Motukawanui Island
- Interactive map of Motukawanui Island

Geography
- Location: Cavalli Islands
- Coordinates: 35°0′0″S 173°56′30″E﻿ / ﻿35.00000°S 173.94167°E
- Area: 3.545 km^{2} (1.369 sq mi)
- Highest elevation: 177 m (581 ft)

Administration
- New Zealand

= Motukawanui Island =

Island in the Cavalli Islands, New Zealand

Motukawanui Island is the largest of the Cavalli Islands, and is located approximately four kilometres northeast of Matauri Bay, north of the Bay of Islands in northern New Zealand. The island has an area of 355 ha

==History==
The island had a large Māori population when Captain Cook visited the island group in 1769. The large number of pits and terrace sites, middens and cultivations all suggest a substantial population existed on the island.

==Geography==
The highest point of the island reaches an altitude of 177 metres. Parts of the island was farmed up until 1974 and the pastoral grassland is now being left to generate into native vegetation and many stands of kānuka and mānuka are already giving protection to a variety of young native trees.

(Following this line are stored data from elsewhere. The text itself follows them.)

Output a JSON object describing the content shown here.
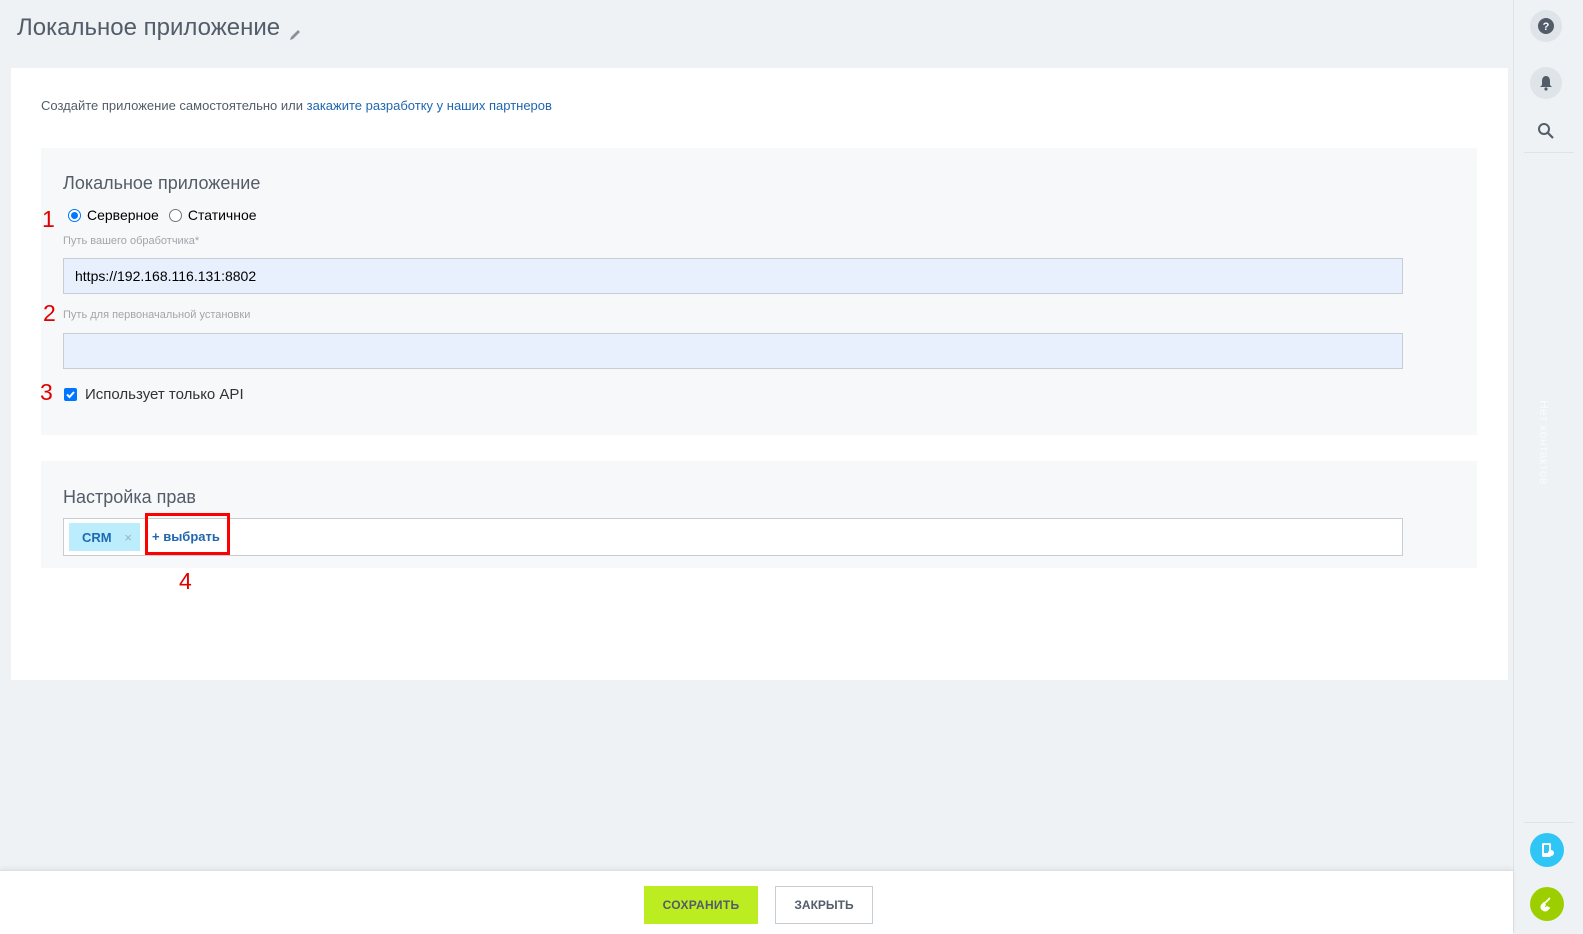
{
  "page": {
    "title": "Локальное приложение"
  },
  "intro": {
    "text": "Создайте приложение самостоятельно или ",
    "link": "закажите разработку у наших партнеров"
  },
  "app_section": {
    "title": "Локальное приложение",
    "radio_server": "Серверное",
    "radio_static": "Статичное",
    "selected": "Серверное",
    "handler_label": "Путь вашего обработчика*",
    "handler_value": "https://192.168.116.131:8802",
    "install_label": "Путь для первоначальной установки",
    "install_value": "",
    "api_only_label": "Использует только API",
    "api_only_checked": true
  },
  "rights_section": {
    "title": "Настройка прав",
    "tags": [
      "CRM"
    ],
    "tag_remove": "×",
    "select_label": "+ выбрать"
  },
  "annotations": [
    "1",
    "2",
    "3",
    "4"
  ],
  "right_panel": {
    "vertical_text": "Нет контактов",
    "icons": [
      "help-icon",
      "bell-icon",
      "search-icon",
      "phone-screen-icon",
      "phone-icon"
    ]
  },
  "footer": {
    "save_label": "СОХРАНИТЬ",
    "close_label": "ЗАКРЫТЬ"
  },
  "colors": {
    "accent_green": "#bbed21",
    "link_blue": "#2067b0",
    "annotation_red": "#ff0000",
    "tag_bg": "#bcedfc"
  }
}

The shores of Motukawanui are endowed with a great variety of marine life. Papatara Bay is a safe anchorage in most weather conditions and although most of the coastline is rugged, there are some pleasant sand and shingle beaches around the island.

==Wildlife==
Motukawanui Island has been a flourishing breeding ground for the North Island brown kiwi since the island was cleared of predators namely possums and mustelids.